Initially, everyone who passed Billbert sitting against the wall asked him what he was doing there. Hours later they all acted like he was invisible or just ignored him like he was some embarrassing has-been.
Ten minutes before the end of visiting hours, a nurse opened the door. “Okay, Billbert. You have ten minutes. Then you need to leave.”
Sabrina lay as still as death in a yellow hospital gown. Her injured leg was exposed with wicked looking rods and apparatuses piercing the flesh.
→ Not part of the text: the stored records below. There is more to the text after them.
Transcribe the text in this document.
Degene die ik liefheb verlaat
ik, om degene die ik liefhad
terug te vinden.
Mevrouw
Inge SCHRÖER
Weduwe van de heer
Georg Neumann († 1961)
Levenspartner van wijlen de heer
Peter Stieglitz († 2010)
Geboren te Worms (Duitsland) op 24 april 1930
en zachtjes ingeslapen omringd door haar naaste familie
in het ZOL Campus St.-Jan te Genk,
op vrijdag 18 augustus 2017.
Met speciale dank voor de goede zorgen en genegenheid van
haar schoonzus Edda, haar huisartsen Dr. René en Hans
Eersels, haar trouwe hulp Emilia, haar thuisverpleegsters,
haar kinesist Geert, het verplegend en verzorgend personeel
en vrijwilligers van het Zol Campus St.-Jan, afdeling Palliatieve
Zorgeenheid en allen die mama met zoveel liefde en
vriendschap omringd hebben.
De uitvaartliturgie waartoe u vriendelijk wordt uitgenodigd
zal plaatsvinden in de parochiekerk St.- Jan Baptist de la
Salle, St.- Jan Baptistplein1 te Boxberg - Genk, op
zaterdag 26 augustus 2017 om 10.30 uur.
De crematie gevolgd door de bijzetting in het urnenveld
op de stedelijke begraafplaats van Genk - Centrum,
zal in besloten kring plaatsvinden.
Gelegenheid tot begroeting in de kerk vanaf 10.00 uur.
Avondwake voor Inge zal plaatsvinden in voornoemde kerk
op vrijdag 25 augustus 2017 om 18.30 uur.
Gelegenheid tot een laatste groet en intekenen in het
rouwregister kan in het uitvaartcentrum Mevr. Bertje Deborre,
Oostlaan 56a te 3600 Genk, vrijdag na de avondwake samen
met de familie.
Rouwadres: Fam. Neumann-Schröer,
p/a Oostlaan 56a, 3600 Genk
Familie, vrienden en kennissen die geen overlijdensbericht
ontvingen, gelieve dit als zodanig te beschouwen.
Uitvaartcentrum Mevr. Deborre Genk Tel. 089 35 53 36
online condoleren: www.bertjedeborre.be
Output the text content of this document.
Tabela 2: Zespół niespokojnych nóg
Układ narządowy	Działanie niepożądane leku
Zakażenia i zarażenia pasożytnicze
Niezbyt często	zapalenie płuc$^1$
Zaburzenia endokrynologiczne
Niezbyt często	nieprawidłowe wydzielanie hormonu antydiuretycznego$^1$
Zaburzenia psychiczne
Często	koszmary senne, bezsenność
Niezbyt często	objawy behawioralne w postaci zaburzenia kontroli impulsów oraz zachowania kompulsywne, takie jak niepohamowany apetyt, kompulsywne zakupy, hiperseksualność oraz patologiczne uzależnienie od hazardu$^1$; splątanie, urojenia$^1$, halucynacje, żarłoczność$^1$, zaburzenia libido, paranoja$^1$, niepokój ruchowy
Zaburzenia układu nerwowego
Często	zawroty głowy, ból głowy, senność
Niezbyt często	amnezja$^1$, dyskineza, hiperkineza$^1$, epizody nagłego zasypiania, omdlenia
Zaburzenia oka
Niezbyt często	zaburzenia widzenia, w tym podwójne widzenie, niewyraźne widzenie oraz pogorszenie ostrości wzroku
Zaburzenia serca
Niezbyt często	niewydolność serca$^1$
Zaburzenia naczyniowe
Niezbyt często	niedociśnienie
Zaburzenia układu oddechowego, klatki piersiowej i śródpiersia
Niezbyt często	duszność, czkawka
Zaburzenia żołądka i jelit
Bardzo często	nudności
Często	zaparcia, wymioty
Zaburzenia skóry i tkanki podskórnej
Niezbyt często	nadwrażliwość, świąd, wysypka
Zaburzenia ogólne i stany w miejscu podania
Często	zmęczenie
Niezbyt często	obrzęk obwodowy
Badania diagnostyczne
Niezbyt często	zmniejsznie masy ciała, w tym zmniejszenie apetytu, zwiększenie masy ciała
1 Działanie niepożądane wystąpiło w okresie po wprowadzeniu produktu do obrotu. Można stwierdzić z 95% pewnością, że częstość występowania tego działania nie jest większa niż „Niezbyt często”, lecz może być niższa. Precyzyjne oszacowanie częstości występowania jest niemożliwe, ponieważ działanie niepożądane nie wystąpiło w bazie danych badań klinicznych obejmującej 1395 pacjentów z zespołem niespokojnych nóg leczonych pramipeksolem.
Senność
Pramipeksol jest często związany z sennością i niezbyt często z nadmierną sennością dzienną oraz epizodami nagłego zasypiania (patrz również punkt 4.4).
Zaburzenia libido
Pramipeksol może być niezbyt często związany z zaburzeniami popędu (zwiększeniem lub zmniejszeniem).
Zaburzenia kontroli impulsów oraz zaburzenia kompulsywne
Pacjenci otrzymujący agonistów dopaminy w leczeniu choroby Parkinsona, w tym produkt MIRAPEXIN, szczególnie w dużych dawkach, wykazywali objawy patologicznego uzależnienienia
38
A monitor beeped regularly, displaying her heart rate and respirations.
Billbert took her hand in his.

PLANET Z

I used to be a big podcaster.
But back then, podcasting was really small.
And everybody knew everyone else.
Then, podcasting got big.
Big people got into podcasting.
If you were big before, well, you either hitched your wagon to these big people, or you got lost in the crowd.
You either had to do more and more outrageous things for attention, or you just learned to accept the fact that you were always a small fish, it’s the pond that changed.
And I’m okay with that, because in the end, every fish ends up drinking every other fish’s piss.

A library of complaints

Someone complained about Abraham Lincoln and his Gettysburg Address being on display in a university library, so the staff removed them, saying it had been part of a temporary exhibit, even though they had been on display for years.
Then, at another library, a parent complained about Ru Paul’s book, so the library pulled it from the shelves.
People started complaining about everything, books, artwork, the chairs, the stairs…
Pretty soon, there was nothing left in any library in America.
Which offered plenty of room for drag queens to read stories to little kids.
Until someone complained about that, too.

Car window

Someone smashed my car window and took some stuff.
“Yeah, it happens,” said the police.
They gave me some paperwork to fill out.
“Leave the doors unlocked,” they said. “And don’t leave anything in your car.”
My insurance company said “The deductible is five hundred dollars.”
So, I went to the repair shop, and they charged me… five hundred dollars.
When they were finished, I smashed the store owner’s car window.
Then I drove to the insurance agent’s office and smashed her car window, too.
Because the police won’t do anything, right?
Oh, and they didn’t leave their doors unlocked.